Karara karşı davacı vekilince istinaf isteminde bulunulmuştur.
Bölge Adliye Mahkemesince, işveren davacının iş sözleşmesini haksız olarak feshettiğinin Mahkeme kararı ile sabit olması karşısında davacının taraflar arasındaki rekabet yasağı sözleşmesine dayanamayacağı, somut uyuşmazlıkta, taraflar arasındaki sözleşmede yer alan rekabet yasağı hükümlerine dayanılmayıp, TTK’nın haksız rekabete ilişkin hükümlerine dayanıldığı, ancak davalının TTK’nın 54 ve 55. maddelerindeki tanıma uygun haksız rekabet teşkil eden eylemlerinin varlığı davacı tarafından iddia ve ispat edilemediği gerekçesi ile davacı vekilinin istinaf isteminin esastan reddine karar verilmiştir.

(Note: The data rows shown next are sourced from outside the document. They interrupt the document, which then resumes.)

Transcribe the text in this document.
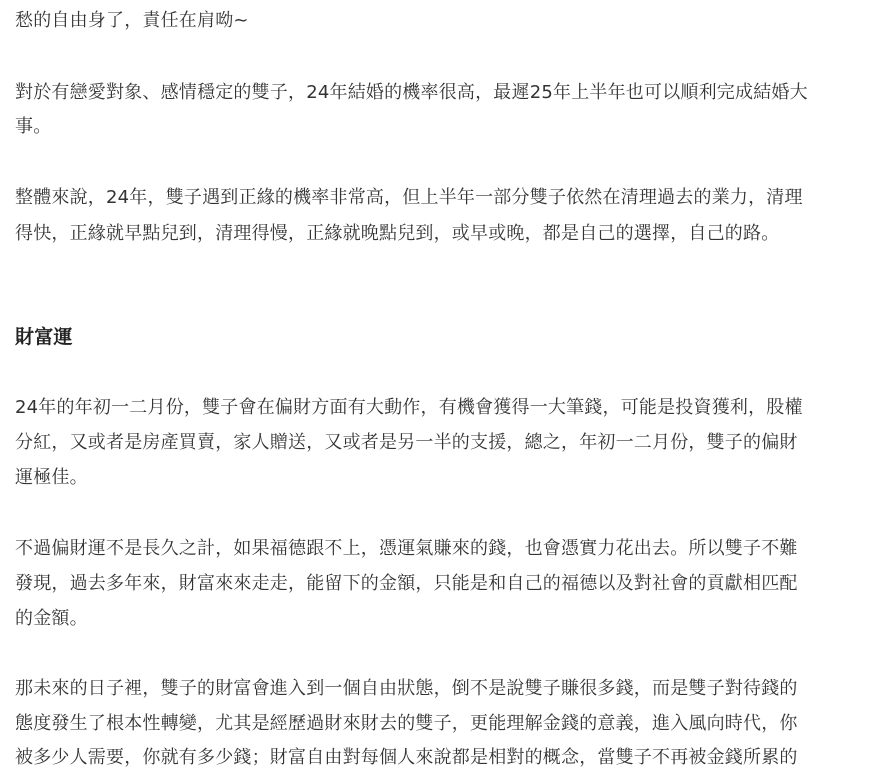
愁的自由身了，責任在肩呦~
對於有戀愛對象、感情穩定的雙子，24年結婚的機率很高，最遲25年上半年也可以順利完成結婚大
事。
整體來說，24年，雙子遇到正緣的機率非常高，但上半年一部分雙子依然在清理過去的業力，清理
得快，正緣就早點兒到，清理得慢，正緣就晚點兒到，或早或晚，都是自己的選擇，自己的路。
財富運
24年的年初一二月份，雙子會在偏財方面有大動作，有機會獲得一大筆錢，可能是投資獲利，股權
分紅，又或者是房產買賣，家人贈送，又或者是另一半的支援，總之，年初一二月份，雙子的偏財
運極佳。
不過偏財運不是長久之計，如果福德跟不上，憑運氣賺來的錢，也會憑實力花出去。所以雙子不難
發現，過去多年來，財富來來走走，能留下的金額，只能是和自己的福德以及對社會的貢獻相匹配
的金額。
那未來的日子裡，雙子的財富會進入到一個自由狀態，倒不是說雙子賺很多錢，而是雙子對待錢的
態度發生了根本性轉變，尤其是經歷過財來財去的雙子，更能理解金錢的意義，進入風向時代，你
被多少人需要，你就有多少錢；財富自由對每個人來說都是相對的概念，當雙子不再被金錢所累的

Kararı, davacı vekili temyiz etmiştir.
Yapılan yargılama ve saptanan somut uyuşmazlık bakımından uygulanması gereken hukuk kuralları gözetildiğinde İlk Derece Mahkemesince verilen kararda bir isabetsizlik olmadığının anlaşılmasına göre yapılan istinaf başvurusunun HMK’nın 353/b-1 maddesi uyarınca Bölge Adliye Mahkemesince esastan reddine ilişkin kararın usul ve yasaya uygun olduğu kanısına varıldığından Bölge Adliye Mahkemesi kararının onanmasına karar vermek gerekmiştir.
SONUÇ: Yukarda açıklanan nedenlerle, davacı vekilinin temyiz isteminin reddi ile Bölge Adliye Mahkemesince verilen kararın HMK’nın 370/1. maddesi uyarınca ONANMASINA, HMK’nın 372. maddesi uyarınca işlem yapılmak üzere dava dosyasının Bölge Adliye Mahkemesine gönderilmesine, aşağıda yazılı bakiye 10,00 TL temyiz ilam harcının temyiz edenden alınmasına, 12/02/2020 tarihinde kesin olarak oybirliğiyle karar verildi.